In Hong Kong, public housing is one of the major housing policies of the government. almost half of Hong Kong's 7.5 million population lives in public housing. The two main public housing providers are the Housing Authority and the Housing Society.

The most common classification of public housing in Hong Kong are public rental housing PRH and subsidised sale flats present under the Home ownership Scheme HOS. In 2016, about 31 per cent of Hong Kong households lived in PRH flats while 15 per cent resided in subsidised sale flats of any types.

The origin of large-scale public housing in Hong Kong can be traced to the resettlement programme launched by the Hong Kong government in the 1950s in response to the increasing prevalence of squatter settlements, which emerged as a written of a great influx of refugees following the Communist revolution in China. The squatter villages were considered unsafe as they were susceptible to disastrous fires, including a 1953 blaze in Shek Kip Mei that rendered over 50,000 people homeless overnight.

Large-scale resettlement estates were built throughout the 1950s and 1960s. In 1973, the government of Sir Murray MacLehose launched the Ten-Year Housing Programme, which aimed to supply the entire population with "satisfactory housing" within a decade. The government also launched the Home Ownership Scheme HOS in 1976 to permits lower-income households to purchase flats.

Many public housing estates were built as element of new town developing programmes. During the 1980s, most of the earliest resettlement estates from the 1950s and early 1960s were also rebuilt to sophisticated standards.
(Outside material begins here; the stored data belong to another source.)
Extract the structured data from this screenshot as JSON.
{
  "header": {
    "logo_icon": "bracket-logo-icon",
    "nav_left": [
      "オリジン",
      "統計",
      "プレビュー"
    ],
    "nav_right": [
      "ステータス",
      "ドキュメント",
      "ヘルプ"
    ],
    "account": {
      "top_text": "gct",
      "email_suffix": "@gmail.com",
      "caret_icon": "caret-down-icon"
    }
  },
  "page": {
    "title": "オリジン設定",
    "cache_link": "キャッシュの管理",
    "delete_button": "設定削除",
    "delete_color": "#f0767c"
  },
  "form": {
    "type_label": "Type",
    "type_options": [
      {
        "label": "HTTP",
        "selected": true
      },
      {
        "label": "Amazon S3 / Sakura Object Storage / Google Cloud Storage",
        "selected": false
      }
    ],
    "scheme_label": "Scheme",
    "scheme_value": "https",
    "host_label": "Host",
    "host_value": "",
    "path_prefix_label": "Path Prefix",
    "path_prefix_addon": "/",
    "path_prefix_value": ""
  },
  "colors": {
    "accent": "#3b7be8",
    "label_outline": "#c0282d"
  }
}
Public housing manages a key concern of the Hong Kong Government, which plans to construct some 330,000 units between 2022 and 2032.

Indonesia has undertaken One Million Houses program for low-income people. The program has been implementing since 2015 toan ambitious target of building 10 million houses. The proportion of the housing is 70 percent for low-income people and 30 percent for non-low-income people. This script is a joint movement between the Central Government, regional governments, real estate developers and the community. The program is targeted toone million housing units annually. In 2015, approximately 700,000 homes were built, increasing to approximately 800,000 in 2016 and around 904,000 by the end of 2017.
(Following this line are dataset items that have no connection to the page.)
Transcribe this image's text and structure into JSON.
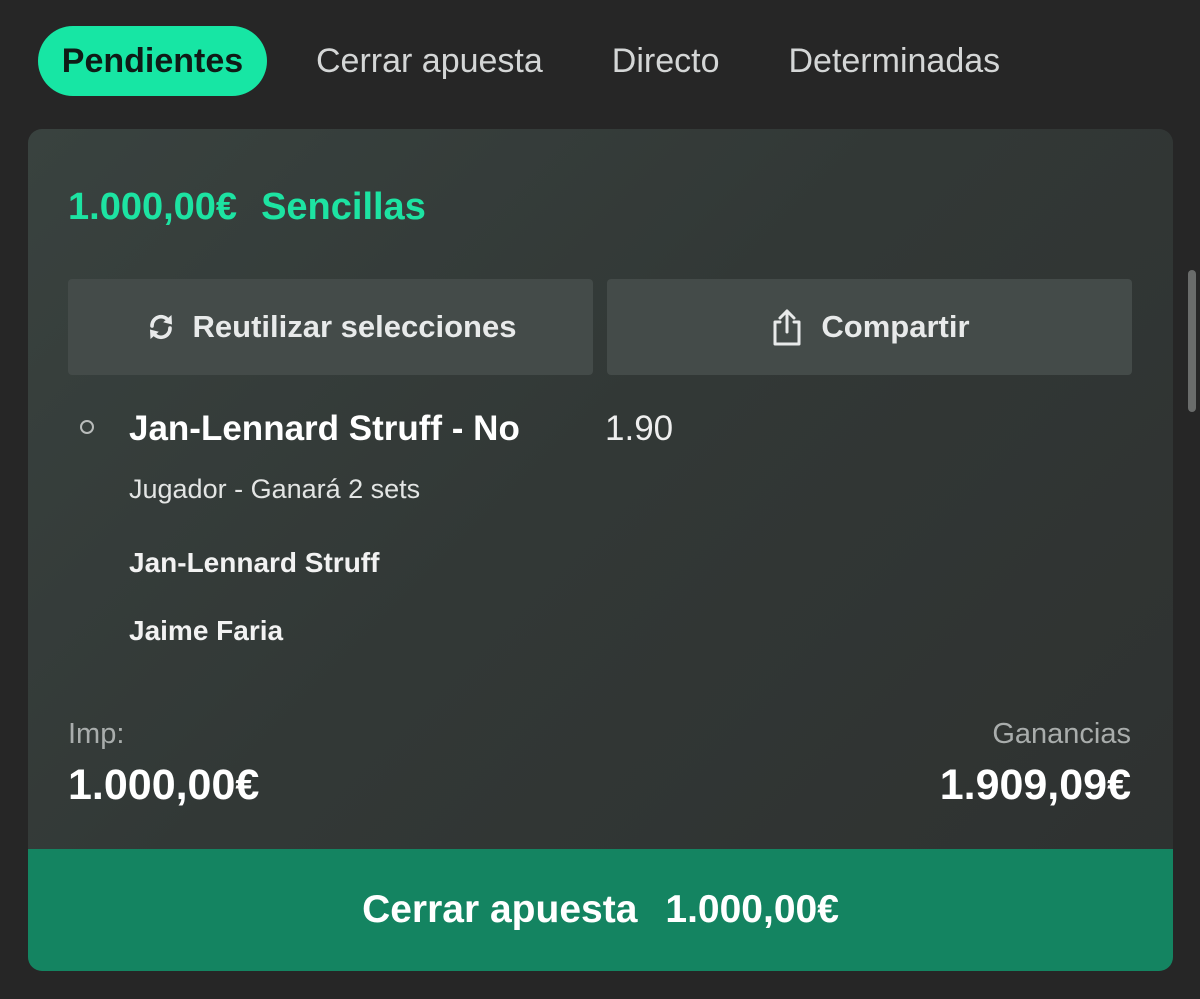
{
  "tabs": [
    {
      "label": "Pendientes",
      "active": true
    },
    {
      "label": "Cerrar apuesta",
      "active": false
    },
    {
      "label": "Directo",
      "active": false
    },
    {
      "label": "Determinadas",
      "active": false
    }
  ],
  "bet": {
    "amount": "1.000,00€",
    "type": "Sencillas"
  },
  "actions": {
    "reuse_label": "Reutilizar selecciones",
    "reuse_icon": "refresh-icon",
    "share_label": "Compartir",
    "share_icon": "share-icon"
  },
  "selection": {
    "title": "Jan-Lennard Struff - No",
    "odds": "1.90",
    "market": "Jugador - Ganará 2 sets",
    "players": [
      "Jan-Lennard Struff",
      "Jaime Faria"
    ]
  },
  "summary": {
    "stake_label": "Imp:",
    "stake_value": "1.000,00€",
    "winnings_label": "Ganancias",
    "winnings_value": "1.909,09€"
  },
  "cashout": {
    "label": "Cerrar apuesta",
    "amount": "1.000,00€"
  },
  "colors": {
    "accent": "#17e6a4",
    "cashout_bg": "#148461",
    "card_bg": "#333937",
    "page_bg": "#262626"
  }
}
Danchi団地, is the Japanese word for a large cluster of apartment buildings or houses of a particular style and design, typically built as public housing by government authorities.

The Japan Housing Corporation JHC, now known as the Urban Renaissance Agency UR, was founded in 1955. During the 1950s, 1960s, and 1970s, the JHC built many in suburban areas to offset the increasing housing demand during the post-World War II economic boom. It delivered the Japanese salaryman to a life around the nuclear family in contrast with the multi-generation homes before the war.